(je reproduis ici une longue chronique publiée sur mon blog https://la-musique-bresilienne.fr/)
Quand les musiciens qui chantent habituellement des amourettes commencent à parler philosophie et métaphysique, on soupçonne qu’il sont arrivés au fameux “album de trop”. S’ils s’intéressent à l’ésotérisme ou au mysticisme, le doute n’est plus permis. C’est ce qu’a du penser le directeur du label Philips quand Jorge Ben lui a proposé en 1974 d’enregistrer un album en hommage à l’hermétisme alchimiste : L’auteur des tubes samba rock de Samba Esquema Novo a pété les plombs.
Mais la décennie 1970 était propice à ces élans mystiques. La même année, le roi de la soul brésilienne, Tim Maia sortait Racional dédié à une secte dérivée de la religion umbanda, tandis que le prince du rock brésilien, Raul Seixas publiait Gita, inspiré d’un livre sacré hindou. Aussi, Philips Records fait confiance à Jorge Ben, et finance l’enregistrement d’un des plus improbables succès de la musique brésilienne, A tábua de esmeralda, qui apparait rétrospectivement comme le meilleur album de Jorge Ben.

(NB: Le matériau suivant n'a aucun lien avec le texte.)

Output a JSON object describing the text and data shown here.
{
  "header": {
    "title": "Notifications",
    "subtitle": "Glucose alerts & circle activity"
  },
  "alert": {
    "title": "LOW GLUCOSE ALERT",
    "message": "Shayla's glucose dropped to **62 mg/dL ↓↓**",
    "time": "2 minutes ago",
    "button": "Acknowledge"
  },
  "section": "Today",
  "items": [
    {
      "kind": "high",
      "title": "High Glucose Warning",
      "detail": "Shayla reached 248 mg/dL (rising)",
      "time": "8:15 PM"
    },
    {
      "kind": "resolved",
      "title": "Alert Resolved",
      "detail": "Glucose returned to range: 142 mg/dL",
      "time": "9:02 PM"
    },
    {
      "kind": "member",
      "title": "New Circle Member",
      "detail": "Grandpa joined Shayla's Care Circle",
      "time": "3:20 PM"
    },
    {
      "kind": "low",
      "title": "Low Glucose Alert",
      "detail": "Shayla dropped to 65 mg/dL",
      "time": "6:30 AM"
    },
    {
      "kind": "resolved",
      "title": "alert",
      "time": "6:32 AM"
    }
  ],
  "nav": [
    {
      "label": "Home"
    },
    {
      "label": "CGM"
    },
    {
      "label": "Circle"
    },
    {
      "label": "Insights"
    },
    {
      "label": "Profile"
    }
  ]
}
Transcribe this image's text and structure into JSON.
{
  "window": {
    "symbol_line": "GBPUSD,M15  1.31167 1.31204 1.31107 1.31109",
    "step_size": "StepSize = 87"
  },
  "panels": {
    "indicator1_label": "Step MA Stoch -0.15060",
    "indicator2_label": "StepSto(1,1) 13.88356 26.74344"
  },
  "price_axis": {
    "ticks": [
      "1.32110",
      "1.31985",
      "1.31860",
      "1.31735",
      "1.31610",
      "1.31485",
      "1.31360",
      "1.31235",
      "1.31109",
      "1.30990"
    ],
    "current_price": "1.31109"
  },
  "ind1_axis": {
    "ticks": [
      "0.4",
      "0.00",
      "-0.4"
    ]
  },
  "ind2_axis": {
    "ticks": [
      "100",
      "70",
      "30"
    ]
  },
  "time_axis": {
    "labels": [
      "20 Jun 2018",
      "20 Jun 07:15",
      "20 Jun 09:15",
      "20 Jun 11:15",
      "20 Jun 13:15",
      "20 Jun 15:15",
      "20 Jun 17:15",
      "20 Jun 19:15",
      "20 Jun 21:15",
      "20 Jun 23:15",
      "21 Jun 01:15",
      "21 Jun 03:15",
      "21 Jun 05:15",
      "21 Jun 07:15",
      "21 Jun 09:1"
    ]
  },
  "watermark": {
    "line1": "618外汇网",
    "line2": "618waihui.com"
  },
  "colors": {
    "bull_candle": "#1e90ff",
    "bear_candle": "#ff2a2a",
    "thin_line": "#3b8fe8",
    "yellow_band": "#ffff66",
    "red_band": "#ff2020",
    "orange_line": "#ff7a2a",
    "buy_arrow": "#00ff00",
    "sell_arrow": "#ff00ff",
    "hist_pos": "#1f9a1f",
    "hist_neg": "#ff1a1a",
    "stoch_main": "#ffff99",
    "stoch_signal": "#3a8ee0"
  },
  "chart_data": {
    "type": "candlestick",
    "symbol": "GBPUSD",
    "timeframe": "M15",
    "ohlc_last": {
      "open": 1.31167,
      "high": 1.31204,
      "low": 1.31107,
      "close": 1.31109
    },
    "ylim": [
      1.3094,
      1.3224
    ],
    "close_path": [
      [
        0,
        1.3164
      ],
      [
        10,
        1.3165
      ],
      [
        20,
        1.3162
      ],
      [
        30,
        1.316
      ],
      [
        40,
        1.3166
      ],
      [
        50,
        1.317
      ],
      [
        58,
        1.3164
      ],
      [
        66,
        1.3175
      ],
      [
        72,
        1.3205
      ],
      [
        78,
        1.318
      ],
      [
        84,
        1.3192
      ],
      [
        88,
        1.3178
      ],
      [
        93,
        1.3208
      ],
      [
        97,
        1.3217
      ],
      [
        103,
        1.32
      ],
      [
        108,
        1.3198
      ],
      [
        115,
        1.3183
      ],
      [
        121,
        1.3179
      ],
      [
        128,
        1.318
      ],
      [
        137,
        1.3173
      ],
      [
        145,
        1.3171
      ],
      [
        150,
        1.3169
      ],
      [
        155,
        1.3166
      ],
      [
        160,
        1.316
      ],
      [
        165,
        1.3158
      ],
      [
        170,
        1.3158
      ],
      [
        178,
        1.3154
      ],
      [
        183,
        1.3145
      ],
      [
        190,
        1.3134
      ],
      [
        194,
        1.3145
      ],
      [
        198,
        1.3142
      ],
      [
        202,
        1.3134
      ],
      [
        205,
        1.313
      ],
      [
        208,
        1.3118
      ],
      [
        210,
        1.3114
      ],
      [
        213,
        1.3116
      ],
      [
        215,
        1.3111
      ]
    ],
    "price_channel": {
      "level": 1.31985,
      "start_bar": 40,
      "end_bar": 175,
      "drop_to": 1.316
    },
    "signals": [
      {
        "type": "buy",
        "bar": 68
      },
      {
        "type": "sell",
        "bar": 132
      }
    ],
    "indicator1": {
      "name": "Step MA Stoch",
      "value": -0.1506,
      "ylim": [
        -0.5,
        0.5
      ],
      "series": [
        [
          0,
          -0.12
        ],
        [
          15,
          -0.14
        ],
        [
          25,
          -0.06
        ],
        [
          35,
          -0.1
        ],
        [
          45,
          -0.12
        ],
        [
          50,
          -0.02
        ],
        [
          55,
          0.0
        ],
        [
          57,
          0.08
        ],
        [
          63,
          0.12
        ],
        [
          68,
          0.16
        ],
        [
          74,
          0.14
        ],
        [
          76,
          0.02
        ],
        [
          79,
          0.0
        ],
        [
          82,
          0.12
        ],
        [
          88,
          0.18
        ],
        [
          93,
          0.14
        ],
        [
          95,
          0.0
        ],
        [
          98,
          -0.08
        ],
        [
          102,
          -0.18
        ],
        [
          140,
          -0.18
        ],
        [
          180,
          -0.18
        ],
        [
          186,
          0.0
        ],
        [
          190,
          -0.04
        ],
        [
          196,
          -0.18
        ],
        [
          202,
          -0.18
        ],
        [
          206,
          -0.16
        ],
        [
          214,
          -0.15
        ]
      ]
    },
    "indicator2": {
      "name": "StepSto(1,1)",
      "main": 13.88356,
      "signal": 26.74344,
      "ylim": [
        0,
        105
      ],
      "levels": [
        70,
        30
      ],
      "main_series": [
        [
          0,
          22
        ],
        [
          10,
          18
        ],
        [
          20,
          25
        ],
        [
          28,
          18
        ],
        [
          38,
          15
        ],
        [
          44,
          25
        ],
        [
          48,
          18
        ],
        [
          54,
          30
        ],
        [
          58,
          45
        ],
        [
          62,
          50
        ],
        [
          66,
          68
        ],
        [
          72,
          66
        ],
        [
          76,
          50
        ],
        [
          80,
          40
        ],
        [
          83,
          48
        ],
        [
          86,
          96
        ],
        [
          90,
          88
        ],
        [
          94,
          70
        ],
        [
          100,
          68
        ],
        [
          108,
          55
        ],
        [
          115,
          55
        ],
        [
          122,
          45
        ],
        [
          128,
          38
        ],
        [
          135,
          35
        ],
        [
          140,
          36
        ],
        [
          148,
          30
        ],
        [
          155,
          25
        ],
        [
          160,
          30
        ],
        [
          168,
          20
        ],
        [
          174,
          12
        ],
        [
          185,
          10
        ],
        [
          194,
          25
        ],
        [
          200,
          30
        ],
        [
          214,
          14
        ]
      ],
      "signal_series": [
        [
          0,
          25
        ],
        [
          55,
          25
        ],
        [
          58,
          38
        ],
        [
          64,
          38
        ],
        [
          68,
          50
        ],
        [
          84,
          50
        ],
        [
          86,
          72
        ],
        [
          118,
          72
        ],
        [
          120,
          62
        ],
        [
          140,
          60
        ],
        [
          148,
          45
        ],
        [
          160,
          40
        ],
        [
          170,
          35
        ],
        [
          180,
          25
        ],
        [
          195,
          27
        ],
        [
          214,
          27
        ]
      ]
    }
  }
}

Comme annoncé, Jorge Ben parle d’alchimie, et de manière la plus sérieuse qui soit. Il s’agit pour lui d’une vieille passion qu’il a découvert enfant lorsqu’il a été séminariste. A tábua de esmeralda (la table d’émeraude) présente en musique les personnages légendaires de l’alchimie qui ont vécu au Moyen-âge: Nicolas Flamel est dépeint en amoureux d’une femme trois fois veuves, qui attirait et effrayait en même temps les hommes (O Namorado da Viúva). Paracelse, célèbre médecin et alchimiste, qui connaissait l”agriculture céleste” est décrit avec sa cravate fleurie (O Homem da Gravata Florida). Quant à Hermès Trismégiste, le fondateur de l’alchimie, Jorge Ben reprend in extenso des citations de la mythique tablette d’émeraude (Hermes Trismegisto e sua celeste tábua de esmeralda).
Plusieurs morceaux sortent néanmoins de la thématique alchimiste. Jorge Ben n’oublie ainsi pas de chanter la beauté des filles, ce qu’il sait le mieux faire, et leur dédie Magnolia, Eu vou torcer et le génial Menina mulher da pele preta. D’autres morceaux restent marqués par l’ambition historique et spirituelle d’A tábua de esmeralda. Sur Zumbi, Jorge Ben rend hommage à Zumbi dos Palmares, le chef de guerre qui a dirigé un royaume d’esclaves rebelles au Brésil à la fin du XVIIème siècle. Sur Brother, Jorge Ben chante en anglais la préparation de l’arrivée de Jésus Christ, avec de l’amour, des fleurs et de la musique.
jorge ben 1972Que des thématiques et des paroles sérieuses ou obscures qu’on imagine mal à première vue dans la bouche de Jorge Ben. Voici par exemple ce qu’il chante sur Hermes Trismegisto e sua celeste tábua de esmeralda : “Ce qui est en bas, est comme ce qui est en haut; et ce qui est en haut est comme ce qui est en bas, pour faire les miracles d’une seule chose. Et comme toutes les choses ont été, & sont venues d’un, par la médiation d’un : ainsi toutes les choses ont été nées de cette chose unique, par adaptation. Le soleil en est le père, la lune est sa mère, le vent l’a porté dans son ventre ; la Terre est sa nourrice…“
Il faut bien tout le talent de Jorge Ben pour que de telles paroles ne plombent pas le morceau. Et le talent, Jorge Ben en a à foison. Car loin d’être chiante, la chanson est un bijou de groove et de légèreté. Tout le disque est à l’image de ce morceau, traversé par un souffle continu épique, presque psychédélique mais jamais lourd ni prétentieux. Jorge Ben apporte sa voix charmeuse et ses riffs uniques de guitare acoustique et peut compter sur des incroyables arrangements qui puisent dans le meilleur du funk, de la samba et du rock.
Jorge Ben disait regretter de n’avoir jamais réussi la transmutation alchimiste. Pourtant, en transformant les thématiques peu engageantes d’A Tábua de Esmeralda en pépites musicales, il a su mieux que nul alchimiste, changer le plomb en or.